In large part, that’s due to the poorly sketched character of its protagonist, astronaut Kira Foster (Ariana DeBose). Aside from a brief exchange in the dialogue revealing that Kira is attracted to women rather than men – de rigueur these days – she remains more the representative of a particular outlook on life than a fully rounded person. So, too, do those around her.

The action begins as Kira arrives on the International Space Station. The crew she joins there is made up of two other Americans, Gordon Barrett (Chris Messina) and Christian Campbell (John Gallagher Jr.), and a trio of Russians: Weronika Vetrov (Masha Mashkova) and brothers Nicholai (Costa Ronin) and Alexey (Pilou Asbaek) Pulov.

Before she can settle into the routine of life on board, though, Kira finds herself in a potentially deadly conflict.
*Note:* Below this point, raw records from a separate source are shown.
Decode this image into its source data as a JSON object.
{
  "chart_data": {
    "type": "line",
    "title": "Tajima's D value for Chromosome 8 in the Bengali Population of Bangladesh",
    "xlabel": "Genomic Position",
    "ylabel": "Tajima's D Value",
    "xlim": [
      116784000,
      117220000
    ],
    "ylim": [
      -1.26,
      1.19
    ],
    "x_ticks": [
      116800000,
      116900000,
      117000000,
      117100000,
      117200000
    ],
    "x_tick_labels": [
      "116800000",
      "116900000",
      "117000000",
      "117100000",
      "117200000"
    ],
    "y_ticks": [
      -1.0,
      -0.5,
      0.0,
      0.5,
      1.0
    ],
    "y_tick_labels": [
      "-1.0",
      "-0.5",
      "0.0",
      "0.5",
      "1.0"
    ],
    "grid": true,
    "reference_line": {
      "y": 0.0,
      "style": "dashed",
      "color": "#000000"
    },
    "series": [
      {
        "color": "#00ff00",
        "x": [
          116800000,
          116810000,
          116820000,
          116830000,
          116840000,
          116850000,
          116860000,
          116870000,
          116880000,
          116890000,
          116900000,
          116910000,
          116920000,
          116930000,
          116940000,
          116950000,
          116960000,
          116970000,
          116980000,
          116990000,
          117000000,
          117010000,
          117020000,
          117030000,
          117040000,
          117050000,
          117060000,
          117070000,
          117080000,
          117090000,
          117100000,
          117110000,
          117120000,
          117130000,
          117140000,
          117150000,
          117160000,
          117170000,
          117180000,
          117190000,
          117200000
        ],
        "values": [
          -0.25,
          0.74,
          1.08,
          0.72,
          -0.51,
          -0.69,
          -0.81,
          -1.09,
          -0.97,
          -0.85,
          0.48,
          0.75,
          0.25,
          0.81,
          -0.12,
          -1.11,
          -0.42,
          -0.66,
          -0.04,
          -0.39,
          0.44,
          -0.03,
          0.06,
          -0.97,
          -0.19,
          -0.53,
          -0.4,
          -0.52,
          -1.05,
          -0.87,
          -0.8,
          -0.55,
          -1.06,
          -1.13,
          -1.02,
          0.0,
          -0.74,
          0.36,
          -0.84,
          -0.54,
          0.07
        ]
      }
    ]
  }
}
A nuclear war between the U.S. and Russia has broken out on Earth and she, Gordon and Chirstian soon receive secret orders to wrest control of the I.S.S. “by any means necessary.”

Have the cosmonauts been given similar instructions? If so, what methods might they resort to in order to fulfill them? Are they enemies or still scientific comrades?

The quandary is a potentially interesting one with twists and turns resulting from uncertain loyalties and restricted communications. (A large chess board on one of the walls of the vessel serves as the visual symbol of the life-or-death contest into which Kira and the others have been plunged.)

But Kira remains mostly a cipher. So viewers are unlikely to feel entirely caught up in her dilemma or fully invested in her fate.

There is a respectable message about trust and human solidarity underlying the proceedings. And the people on board who behave in the most humane manner are eventually rewarded for it. Yet the story comes and goes without making much of an impact or impression. Call it a lack of gravitational pull.

The film contains brief but nasty physical violence with some gore, references to lesbianism, about a half-dozen instances each of mild swearing and rough language, a few crude terms and occasional crass talk. The OSV News classification is A-III – adults. The Motion Picture Association rating is R – restricted. Under 17 requires accompanying parent or adult guardian.